Dada a negatividade atribuída à mulher, a única mulher em que o homem do Film Noir confia é aquela que surge como quase assexual. Esta é muitas vezes sua parceira, e com comportamentos masculinizados.
O papel político
Sendo um tipo de filme que joga com a desilusão social e até política, o Film Noir foi por vezes visto como uma crítica ao capitalismo em geral, ou ao Sonho Americano em particular. No entanto o Film Noir não tenta explicar ou justificar acções ou situações sociais. Limita-se a mostar. Nisso podendo considerar-se próximo do existencialismo.
Não surpreende, porém, que muitos dos seus autores principais fossem realizadores conhecidos pelas suas ideias de esquerda, muitos deles a braços com as teias do MaChartismo, que ajudou ao fim do género.
O pós-Noir
Embora o género tenha tido a sua idade de ouro nos anos 40 e 50, e se considere “A Sede do Mal” (Touch of Evil, 1958) de Orson Welles, como o último grande Noir clássico, as suas influências são visíveis em todo o cinema americano das décadas seguintes. Tal é visível não só pelo enorme número de remakes, como pelos realizadores que tiveram os seus maiores sucessos explorando e adaptando o género à cor, a outros orçamentos e a uma linguagem mais moderna.
Ainda na fase clássica destacam-se já alguns Noir coloridos, como “Niagara” (Niagara, 1953) de Henry Hathaway, e “Chamada para a Morte” (Dial M for Murder, 1954) e “A Mulher que Viveu duas Vezes” (Vertigo, 1958), ambos de Alfred Hitchcock. Mas após uma fase de menor produção nos anos 60, quando o Noir passou à televisão, e deixou o grande ecrã para as super produções, é nos anos 70 que o género resurge. Tal acontece graças a filmes policiais de uma maior violência que, pelas mãos da nova geração de realizadores de Hollywood, tentam trazer uma crueza que vê no Noir um meio privilegiado.
Surgem então filmes como ” Os Incorruptíveis Contra a Droga” (The French Connection, 1971) de William Friedkin, “Chinatown” (Chinatown, 1974) de Roman Polanski, “Os Cavaleiros do Asfalto” (Mean Streets, 1973) e “Taxi Driver” (Taxi Driver, 1976), ambos de Martin Scorsese.
O género continua a partir daí, seja numa clara reprodução da iconografia antiga, ou em histórias modernas, muitas vezes com enormes sucessos comerciais. São exemplos: “The Postman Always Rings Twice” (1981), “Body Heat” (1981), “Blood Simple” (1984), “Basic Instinct” (1992), “Se7en” (1995), “The Usual Suspects” (1995), “Jackie Brown” (1997), “L.A. Confidential” (1997), “Memento” (2000), “The Black Dahlia” (2006), “No Country For Old Men” (2007), “Drive” (2011).

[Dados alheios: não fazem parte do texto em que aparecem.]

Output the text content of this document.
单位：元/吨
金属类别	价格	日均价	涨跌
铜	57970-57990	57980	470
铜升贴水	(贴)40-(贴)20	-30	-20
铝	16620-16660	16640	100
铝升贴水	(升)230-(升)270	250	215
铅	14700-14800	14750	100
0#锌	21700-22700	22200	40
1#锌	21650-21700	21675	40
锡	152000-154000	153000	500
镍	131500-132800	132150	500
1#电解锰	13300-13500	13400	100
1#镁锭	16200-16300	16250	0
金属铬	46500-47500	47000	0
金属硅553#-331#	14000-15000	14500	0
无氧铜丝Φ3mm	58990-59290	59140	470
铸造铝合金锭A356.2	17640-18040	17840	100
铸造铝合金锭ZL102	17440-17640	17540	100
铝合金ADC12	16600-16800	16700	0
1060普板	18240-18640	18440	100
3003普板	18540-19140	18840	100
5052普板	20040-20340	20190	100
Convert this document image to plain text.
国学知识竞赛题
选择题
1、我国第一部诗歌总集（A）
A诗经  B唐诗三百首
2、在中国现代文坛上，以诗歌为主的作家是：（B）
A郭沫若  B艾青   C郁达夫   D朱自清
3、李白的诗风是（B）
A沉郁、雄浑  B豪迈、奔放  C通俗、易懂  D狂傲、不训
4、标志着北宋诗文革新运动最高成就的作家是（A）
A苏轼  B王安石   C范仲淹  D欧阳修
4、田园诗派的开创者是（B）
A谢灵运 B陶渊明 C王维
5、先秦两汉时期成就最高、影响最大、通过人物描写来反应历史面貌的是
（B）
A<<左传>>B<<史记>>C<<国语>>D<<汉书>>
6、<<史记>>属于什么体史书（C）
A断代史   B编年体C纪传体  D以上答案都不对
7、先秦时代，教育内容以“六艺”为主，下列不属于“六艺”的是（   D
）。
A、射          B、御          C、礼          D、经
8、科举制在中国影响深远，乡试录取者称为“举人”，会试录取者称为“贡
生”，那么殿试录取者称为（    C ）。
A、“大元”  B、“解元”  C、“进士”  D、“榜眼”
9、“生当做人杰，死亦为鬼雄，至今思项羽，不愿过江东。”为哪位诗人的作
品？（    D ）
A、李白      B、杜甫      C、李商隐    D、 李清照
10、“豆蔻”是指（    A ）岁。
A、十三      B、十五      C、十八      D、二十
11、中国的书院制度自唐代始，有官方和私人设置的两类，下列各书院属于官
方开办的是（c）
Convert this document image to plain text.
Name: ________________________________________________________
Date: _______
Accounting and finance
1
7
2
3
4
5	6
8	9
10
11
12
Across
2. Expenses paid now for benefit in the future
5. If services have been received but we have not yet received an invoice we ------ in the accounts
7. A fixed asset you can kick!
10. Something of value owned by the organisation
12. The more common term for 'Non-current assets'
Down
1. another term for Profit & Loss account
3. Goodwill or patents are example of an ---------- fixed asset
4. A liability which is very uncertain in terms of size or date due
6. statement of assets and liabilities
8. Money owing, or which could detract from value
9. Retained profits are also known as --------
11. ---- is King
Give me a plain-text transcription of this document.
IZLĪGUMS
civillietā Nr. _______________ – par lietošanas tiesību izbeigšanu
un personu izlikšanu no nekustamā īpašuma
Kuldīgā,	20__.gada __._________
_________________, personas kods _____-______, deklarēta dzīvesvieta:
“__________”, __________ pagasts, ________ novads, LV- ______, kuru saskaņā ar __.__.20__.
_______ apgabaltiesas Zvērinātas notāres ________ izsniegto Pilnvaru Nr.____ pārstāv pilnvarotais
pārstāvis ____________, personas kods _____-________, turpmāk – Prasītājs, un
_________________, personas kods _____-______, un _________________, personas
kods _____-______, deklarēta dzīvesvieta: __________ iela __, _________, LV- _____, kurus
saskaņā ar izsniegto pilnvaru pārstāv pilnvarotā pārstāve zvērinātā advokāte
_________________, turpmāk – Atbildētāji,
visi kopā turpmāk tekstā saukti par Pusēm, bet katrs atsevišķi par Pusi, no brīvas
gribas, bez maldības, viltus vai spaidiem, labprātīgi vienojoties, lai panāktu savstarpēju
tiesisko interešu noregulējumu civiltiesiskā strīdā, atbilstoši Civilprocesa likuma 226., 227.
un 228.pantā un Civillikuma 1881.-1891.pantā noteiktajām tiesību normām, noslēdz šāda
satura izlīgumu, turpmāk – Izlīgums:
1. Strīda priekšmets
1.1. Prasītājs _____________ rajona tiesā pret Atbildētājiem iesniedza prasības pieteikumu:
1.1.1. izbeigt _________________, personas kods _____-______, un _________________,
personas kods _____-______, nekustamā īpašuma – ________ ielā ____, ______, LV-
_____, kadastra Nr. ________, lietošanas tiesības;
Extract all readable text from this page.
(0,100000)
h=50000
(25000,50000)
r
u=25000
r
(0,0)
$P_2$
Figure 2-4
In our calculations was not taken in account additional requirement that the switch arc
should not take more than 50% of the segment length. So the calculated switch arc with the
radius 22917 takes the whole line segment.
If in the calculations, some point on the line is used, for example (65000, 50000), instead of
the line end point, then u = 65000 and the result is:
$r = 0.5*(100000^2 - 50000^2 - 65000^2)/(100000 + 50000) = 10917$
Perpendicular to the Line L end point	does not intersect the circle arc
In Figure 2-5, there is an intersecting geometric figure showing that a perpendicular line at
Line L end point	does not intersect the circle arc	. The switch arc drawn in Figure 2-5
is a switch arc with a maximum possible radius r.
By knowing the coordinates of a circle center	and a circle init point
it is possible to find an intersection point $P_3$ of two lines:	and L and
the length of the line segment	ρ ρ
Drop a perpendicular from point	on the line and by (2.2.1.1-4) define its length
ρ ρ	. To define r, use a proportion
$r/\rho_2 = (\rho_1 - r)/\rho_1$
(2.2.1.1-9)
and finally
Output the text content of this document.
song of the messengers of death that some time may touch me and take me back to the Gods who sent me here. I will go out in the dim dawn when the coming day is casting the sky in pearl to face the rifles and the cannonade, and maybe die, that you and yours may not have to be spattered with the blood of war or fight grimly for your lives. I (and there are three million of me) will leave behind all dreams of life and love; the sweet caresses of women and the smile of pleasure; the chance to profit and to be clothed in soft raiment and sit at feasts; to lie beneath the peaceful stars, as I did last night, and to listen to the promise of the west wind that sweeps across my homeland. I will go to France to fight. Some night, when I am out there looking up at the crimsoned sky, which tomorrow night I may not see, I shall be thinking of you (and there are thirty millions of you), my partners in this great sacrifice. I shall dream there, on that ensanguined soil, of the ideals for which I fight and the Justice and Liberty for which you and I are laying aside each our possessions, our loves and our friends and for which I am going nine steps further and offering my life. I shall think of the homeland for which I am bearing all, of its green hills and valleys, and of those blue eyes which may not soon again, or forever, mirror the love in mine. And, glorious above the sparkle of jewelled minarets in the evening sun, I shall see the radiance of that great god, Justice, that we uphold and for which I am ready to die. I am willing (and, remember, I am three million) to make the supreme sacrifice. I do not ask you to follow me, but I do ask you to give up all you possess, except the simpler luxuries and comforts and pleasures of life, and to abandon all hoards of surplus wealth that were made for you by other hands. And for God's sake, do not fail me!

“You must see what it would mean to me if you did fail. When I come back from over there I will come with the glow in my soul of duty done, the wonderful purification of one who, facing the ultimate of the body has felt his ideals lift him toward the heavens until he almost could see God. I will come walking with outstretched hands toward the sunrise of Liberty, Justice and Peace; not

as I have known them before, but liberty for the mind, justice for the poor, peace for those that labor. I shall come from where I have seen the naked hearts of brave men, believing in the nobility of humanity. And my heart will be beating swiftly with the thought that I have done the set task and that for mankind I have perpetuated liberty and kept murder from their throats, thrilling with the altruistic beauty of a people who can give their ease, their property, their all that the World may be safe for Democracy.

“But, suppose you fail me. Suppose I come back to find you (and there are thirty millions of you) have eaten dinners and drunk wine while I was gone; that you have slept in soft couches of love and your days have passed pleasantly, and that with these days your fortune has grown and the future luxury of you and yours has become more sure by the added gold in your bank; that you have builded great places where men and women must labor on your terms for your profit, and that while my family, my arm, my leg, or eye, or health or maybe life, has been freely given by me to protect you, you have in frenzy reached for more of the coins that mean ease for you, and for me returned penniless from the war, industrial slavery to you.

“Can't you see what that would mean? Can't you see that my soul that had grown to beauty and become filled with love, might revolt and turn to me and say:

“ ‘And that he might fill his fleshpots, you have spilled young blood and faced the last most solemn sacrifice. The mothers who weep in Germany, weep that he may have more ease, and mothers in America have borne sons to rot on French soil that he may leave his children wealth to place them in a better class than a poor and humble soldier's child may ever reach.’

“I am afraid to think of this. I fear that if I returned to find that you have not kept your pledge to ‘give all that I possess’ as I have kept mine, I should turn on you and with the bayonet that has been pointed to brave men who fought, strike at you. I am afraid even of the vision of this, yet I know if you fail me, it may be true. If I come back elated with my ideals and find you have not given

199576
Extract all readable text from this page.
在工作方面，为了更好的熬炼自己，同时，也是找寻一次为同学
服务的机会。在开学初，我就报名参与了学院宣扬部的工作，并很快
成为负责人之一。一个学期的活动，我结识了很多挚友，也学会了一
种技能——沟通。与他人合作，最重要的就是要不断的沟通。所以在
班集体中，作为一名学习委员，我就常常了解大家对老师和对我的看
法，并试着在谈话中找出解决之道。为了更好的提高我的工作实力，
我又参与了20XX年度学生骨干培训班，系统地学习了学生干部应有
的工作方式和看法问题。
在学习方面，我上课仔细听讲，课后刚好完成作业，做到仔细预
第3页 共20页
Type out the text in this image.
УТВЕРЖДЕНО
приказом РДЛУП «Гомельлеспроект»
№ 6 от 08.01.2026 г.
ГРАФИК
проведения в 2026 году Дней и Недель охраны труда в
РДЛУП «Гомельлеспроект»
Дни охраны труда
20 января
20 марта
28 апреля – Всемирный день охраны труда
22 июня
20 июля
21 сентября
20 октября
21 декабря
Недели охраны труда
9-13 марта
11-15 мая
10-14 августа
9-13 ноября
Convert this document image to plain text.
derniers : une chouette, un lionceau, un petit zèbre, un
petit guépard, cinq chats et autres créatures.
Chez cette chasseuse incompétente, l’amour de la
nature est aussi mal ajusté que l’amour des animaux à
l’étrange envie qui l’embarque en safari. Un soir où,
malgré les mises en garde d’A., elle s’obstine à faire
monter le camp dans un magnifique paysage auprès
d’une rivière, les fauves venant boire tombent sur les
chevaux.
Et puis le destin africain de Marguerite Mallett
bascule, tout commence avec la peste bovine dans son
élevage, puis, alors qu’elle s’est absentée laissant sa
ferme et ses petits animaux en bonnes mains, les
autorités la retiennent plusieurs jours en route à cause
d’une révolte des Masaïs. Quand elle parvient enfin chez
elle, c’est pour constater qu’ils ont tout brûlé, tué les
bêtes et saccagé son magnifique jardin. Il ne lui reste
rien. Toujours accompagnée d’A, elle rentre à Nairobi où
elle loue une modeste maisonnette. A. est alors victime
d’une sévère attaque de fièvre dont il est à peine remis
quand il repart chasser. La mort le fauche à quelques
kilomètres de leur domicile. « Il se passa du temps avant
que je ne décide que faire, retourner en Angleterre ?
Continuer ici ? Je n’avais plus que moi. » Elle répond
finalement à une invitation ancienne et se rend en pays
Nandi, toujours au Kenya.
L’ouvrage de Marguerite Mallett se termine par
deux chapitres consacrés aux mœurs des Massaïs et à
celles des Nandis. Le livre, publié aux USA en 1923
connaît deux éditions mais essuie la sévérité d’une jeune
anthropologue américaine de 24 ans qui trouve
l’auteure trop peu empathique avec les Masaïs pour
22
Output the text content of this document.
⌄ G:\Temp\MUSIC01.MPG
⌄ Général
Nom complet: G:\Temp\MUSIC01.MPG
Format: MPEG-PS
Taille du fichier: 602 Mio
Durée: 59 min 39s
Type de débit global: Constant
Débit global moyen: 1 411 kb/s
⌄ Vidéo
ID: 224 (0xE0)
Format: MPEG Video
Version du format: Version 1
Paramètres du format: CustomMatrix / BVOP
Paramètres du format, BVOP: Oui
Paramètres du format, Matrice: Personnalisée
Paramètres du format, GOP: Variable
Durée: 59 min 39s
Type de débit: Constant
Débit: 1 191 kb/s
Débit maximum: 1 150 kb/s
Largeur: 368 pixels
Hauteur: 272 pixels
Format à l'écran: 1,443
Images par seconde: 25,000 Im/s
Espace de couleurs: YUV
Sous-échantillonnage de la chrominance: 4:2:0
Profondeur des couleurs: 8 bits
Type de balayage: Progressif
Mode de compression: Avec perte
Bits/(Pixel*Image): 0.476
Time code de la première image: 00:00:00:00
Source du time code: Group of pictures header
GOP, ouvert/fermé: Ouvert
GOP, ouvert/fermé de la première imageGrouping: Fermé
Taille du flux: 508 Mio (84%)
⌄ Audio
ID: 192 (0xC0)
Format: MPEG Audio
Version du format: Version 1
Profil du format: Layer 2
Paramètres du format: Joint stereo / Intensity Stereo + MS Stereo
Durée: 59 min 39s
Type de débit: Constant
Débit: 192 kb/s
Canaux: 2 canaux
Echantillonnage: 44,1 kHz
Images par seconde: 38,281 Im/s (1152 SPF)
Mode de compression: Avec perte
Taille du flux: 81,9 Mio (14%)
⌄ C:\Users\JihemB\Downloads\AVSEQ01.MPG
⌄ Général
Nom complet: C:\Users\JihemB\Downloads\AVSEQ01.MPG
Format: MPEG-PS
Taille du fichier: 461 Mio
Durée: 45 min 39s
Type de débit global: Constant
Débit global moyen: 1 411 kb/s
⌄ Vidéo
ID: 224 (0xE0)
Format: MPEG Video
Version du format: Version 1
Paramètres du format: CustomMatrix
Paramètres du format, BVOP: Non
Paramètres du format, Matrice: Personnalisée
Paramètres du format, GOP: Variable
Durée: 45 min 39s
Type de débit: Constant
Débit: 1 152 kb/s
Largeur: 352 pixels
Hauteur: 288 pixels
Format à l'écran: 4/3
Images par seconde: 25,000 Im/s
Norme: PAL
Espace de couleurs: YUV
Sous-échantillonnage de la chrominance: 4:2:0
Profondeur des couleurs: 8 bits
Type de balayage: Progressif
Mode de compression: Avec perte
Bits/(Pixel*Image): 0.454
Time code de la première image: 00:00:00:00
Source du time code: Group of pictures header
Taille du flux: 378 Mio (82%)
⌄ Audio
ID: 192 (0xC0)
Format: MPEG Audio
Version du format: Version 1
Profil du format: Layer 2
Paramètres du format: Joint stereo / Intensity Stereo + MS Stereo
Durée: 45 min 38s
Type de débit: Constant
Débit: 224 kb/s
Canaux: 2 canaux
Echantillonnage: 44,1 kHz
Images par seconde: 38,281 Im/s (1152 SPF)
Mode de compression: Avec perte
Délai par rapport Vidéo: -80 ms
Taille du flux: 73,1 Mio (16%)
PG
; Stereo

O sucesso do Noir mede-se ainda pela sua transversalidade, não sendo raro surgir misturado com outros géneros, como as aventuras de super-heróis: “Batman” (1989), “Batman Returns” (1992); a animação: “Who Framed Roger Rabbit?” (1988); o terror: “Angel Heart” (1987), “The Ninth Gate” (1999); e claro, acima de tudo, a comédia: “Play It Again, Sam” (1972), “After Hours” (1985), “The Naked Gun” (1988), “Get Shorty” (1995), “The Big Lebowski” (1998), “Kiss Kiss Bang Bang” (2005).
O seu uso na Ficção Científica, gerou aquilo a que muitos autores chamam o Tech Noir, e que é perfeitamente ilustrado em filmes como “Blade Runner” (1982), “Strange Days” (1995), “12 Monkeys” (1995), “Gattaca” (1997), “Dark City” (1998), “eXistenZ” (1998), “Minority Report” (2002), “Sin City” (2005), “Inception” (2010) ou “Looper” (2012).
Bibliografia consultada
- BRION, Patrick – Mémoirs du Cinéma: Les Films Noirs. Genève: Éditions Liber, 1995.
- MULLER, Eddie – Film Noir [em linha]. GreenCine. Vários Autores, actual. 2007 [consult. 2012]. Disponível na Internet <URL: http://www.greencine.com >
- OLIVEIRA, Luis Miguel (Coord.) – Billy Wilder: As Folhas da Cinemateca. Lisboa: Cinemateca Portuguesa, 2002.
- SILVER, Alain, URSINI, James, DUNCAN, Paul (Ed.) – Film Noir. Köln, London, Los Angeles, CA: Taschen Books, 2012.